Most existing efforts in image and video compression have focused on developing methods to minimize not perceptual but rather mathematically tractable, easy to measure, distortion metrics. While nonperceptual distortion measures were found to be reasonably reliable for higher bit rates (high-quality applications), they do not correlate well with the perceived quality at lower bit rates and they fail to guarantee preservation of important perceptual qualities in the reconstructed images despite the potential for a good signal-to-noise ratio (SNR). This paper presents a perceptual-based image coder, which discriminates between image components based on their perceptual relevance for achieving increased performance in terms of quality and bit rate. The new coder is based on a locally adaptive perceptual quantization scheme for compressing the visual data. Our strategy is to exploit human visual masking properties by deriving visual masking thresholds in a locally adaptive fashion based on a subband decomposition. The derived masking thresholds are used in controlling the quantization stage by adapting the quantizer reconstruction levels to the local amount of masking present at the level of each subband transform coefficient. Compared to the existing non-locally adaptive perceptual quantization methods, the new locally adaptive algorithm exhibits superior performance and does not require additional side information. This is accomplished by estimating the amount of available masking from the already quantized data and linear prediction of the coefficient under consideration. By virtue of the local adaptation, the proposed quantization scheme is able to remove a large amount of perceptually redundant information. Since the algorithm does not require additional side information, it yields a low entropy representation of the image and is well suited for perceptually lossless image compression.

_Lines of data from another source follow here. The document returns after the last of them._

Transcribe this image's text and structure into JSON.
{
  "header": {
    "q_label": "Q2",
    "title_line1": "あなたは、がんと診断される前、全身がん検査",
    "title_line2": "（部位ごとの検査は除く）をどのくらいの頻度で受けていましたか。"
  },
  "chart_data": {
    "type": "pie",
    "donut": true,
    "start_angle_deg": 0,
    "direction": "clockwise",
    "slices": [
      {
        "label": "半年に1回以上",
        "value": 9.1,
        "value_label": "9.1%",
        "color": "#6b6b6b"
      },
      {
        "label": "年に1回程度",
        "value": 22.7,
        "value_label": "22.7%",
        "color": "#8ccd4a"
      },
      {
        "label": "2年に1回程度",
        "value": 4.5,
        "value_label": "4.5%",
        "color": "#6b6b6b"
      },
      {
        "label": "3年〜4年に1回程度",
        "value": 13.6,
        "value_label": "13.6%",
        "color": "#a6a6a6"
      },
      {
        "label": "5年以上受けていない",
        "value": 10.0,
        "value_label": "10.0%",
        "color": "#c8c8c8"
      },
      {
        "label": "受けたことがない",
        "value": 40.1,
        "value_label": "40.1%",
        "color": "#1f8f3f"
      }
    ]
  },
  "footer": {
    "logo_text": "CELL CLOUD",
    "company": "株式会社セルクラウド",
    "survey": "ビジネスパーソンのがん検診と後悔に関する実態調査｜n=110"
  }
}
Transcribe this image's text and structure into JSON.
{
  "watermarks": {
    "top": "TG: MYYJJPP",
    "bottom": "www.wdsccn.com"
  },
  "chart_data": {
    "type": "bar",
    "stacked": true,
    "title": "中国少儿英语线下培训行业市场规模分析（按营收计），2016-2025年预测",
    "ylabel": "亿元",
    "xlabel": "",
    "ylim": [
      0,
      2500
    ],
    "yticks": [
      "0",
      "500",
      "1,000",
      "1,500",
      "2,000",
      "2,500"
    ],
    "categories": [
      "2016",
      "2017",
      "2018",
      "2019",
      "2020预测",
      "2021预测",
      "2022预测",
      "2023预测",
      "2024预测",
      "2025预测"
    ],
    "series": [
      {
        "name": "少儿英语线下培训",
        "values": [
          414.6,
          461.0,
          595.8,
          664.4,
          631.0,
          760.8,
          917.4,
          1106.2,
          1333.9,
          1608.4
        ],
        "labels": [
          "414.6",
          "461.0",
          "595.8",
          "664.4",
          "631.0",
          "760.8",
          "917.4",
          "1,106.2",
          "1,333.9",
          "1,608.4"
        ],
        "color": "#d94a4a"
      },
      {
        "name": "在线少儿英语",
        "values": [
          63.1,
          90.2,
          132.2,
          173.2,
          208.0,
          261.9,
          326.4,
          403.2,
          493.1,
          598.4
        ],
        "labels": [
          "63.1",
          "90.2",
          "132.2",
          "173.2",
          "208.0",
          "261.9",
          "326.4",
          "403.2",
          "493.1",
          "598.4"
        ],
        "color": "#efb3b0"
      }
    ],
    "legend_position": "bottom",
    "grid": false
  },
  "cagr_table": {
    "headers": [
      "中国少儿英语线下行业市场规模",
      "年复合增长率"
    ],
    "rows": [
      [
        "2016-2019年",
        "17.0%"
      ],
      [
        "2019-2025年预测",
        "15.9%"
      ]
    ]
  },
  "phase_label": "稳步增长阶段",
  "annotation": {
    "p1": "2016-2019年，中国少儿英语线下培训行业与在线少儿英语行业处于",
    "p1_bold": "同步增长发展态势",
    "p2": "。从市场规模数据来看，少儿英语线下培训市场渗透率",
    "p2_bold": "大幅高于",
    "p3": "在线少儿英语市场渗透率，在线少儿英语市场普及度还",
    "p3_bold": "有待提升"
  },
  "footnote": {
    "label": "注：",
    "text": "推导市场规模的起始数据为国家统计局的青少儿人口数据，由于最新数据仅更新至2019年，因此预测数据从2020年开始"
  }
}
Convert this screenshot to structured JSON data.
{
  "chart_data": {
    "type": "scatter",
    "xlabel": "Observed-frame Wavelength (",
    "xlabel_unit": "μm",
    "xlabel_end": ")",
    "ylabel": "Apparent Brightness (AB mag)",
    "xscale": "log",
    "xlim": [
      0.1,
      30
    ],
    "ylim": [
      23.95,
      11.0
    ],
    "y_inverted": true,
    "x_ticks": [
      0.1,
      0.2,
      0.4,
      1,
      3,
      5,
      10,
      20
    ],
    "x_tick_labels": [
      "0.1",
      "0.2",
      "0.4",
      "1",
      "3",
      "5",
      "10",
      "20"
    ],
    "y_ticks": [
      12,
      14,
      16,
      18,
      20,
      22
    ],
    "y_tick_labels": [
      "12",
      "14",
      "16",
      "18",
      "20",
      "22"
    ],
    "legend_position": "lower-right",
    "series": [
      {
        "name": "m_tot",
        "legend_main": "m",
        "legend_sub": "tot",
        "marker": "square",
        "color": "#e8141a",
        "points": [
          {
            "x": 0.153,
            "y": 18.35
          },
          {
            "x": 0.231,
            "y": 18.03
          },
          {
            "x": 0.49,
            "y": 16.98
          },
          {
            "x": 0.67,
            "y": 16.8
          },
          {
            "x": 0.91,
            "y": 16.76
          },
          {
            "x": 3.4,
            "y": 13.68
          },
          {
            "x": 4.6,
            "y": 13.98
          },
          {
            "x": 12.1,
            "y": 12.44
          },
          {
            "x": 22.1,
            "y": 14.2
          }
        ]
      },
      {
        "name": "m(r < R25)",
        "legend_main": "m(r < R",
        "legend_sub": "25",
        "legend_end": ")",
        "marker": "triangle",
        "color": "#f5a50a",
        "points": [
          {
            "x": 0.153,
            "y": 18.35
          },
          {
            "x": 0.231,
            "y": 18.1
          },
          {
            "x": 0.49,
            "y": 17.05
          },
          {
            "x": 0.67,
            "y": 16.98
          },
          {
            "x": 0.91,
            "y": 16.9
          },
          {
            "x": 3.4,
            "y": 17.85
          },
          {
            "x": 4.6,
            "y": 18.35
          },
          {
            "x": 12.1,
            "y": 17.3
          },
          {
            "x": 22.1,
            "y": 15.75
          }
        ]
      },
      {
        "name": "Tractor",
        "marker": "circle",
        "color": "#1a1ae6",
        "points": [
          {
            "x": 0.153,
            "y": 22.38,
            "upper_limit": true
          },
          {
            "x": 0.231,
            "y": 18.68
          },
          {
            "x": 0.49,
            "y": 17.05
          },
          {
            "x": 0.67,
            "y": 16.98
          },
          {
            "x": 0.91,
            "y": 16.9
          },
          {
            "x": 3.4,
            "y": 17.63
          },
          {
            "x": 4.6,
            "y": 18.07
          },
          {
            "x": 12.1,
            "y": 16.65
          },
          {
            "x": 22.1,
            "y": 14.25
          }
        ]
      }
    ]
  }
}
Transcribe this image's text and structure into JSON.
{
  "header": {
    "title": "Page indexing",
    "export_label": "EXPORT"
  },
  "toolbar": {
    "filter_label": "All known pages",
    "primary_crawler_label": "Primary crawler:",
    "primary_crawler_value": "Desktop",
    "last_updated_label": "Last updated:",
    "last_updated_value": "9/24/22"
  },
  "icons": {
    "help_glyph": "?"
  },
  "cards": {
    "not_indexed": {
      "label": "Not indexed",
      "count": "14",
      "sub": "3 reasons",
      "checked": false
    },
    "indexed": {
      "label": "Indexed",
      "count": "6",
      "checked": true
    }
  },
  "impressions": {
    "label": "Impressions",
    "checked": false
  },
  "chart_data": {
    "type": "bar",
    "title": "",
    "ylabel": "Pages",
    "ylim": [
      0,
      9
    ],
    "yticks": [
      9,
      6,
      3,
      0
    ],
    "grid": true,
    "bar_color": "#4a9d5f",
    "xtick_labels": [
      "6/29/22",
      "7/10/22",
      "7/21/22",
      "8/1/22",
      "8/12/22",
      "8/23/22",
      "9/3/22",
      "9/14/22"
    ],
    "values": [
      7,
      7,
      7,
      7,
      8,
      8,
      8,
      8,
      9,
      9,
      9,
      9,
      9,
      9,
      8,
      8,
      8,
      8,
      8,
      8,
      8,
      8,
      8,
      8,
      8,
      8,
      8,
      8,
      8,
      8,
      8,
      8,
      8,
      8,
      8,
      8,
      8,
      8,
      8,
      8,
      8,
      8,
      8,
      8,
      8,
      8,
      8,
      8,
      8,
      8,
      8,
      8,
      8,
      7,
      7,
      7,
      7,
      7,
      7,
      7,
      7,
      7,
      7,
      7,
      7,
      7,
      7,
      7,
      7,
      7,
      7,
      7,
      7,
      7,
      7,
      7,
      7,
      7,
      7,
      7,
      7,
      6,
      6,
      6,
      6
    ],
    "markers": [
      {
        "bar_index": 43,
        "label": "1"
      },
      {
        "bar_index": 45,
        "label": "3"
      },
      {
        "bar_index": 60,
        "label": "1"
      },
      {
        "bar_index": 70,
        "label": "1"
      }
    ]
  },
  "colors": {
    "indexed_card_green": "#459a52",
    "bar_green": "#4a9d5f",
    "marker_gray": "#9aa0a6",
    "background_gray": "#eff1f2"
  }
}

大多数现有的图像和视频压缩工作都集中在开发方法上,以最小化不是感知的,而是数学上可处理的、易于测量的、失真度量。虽然非感知失真度量在较高比特率(高质量应用)下被发现是相当可靠的,但它们与较低比特率下的感知质量相关性不大,并且不能保证在重建图像中保留重要的感知质量,尽管有良好的信噪比(SNR)的潜力。本文提出了一种基于感知的图像编码器,它根据其对实现质量和比特率提高的感知相关性来区分图像分量。新的编码器基于局部自适应感知量化方案,用于压缩视觉数据。我们的策略是通过基于子带分解的局部自适应方式导出视觉掩蔽阈值,利用人类视觉掩蔽特性。导出的掩蔽阈值用于通过将量化器重建水平适应于每个子带变换系数级别的局部掩蔽量来控制量化阶段。与现有的非局部自适应感知量化方法相比,新的局部自适应算法具有优越的性能,并且不需要额外的侧信息。这是通过从已经量化的数据中估计可用掩蔽量并对正在考虑的系数进行线性预测来实现的。由于局部自适应,所提出的量化方案能够去除大量感知冗余信息。由于该算法不需要额外的侧信息,因此它可以对图像进行低熵表示,非常适合用于感知无损图像压缩。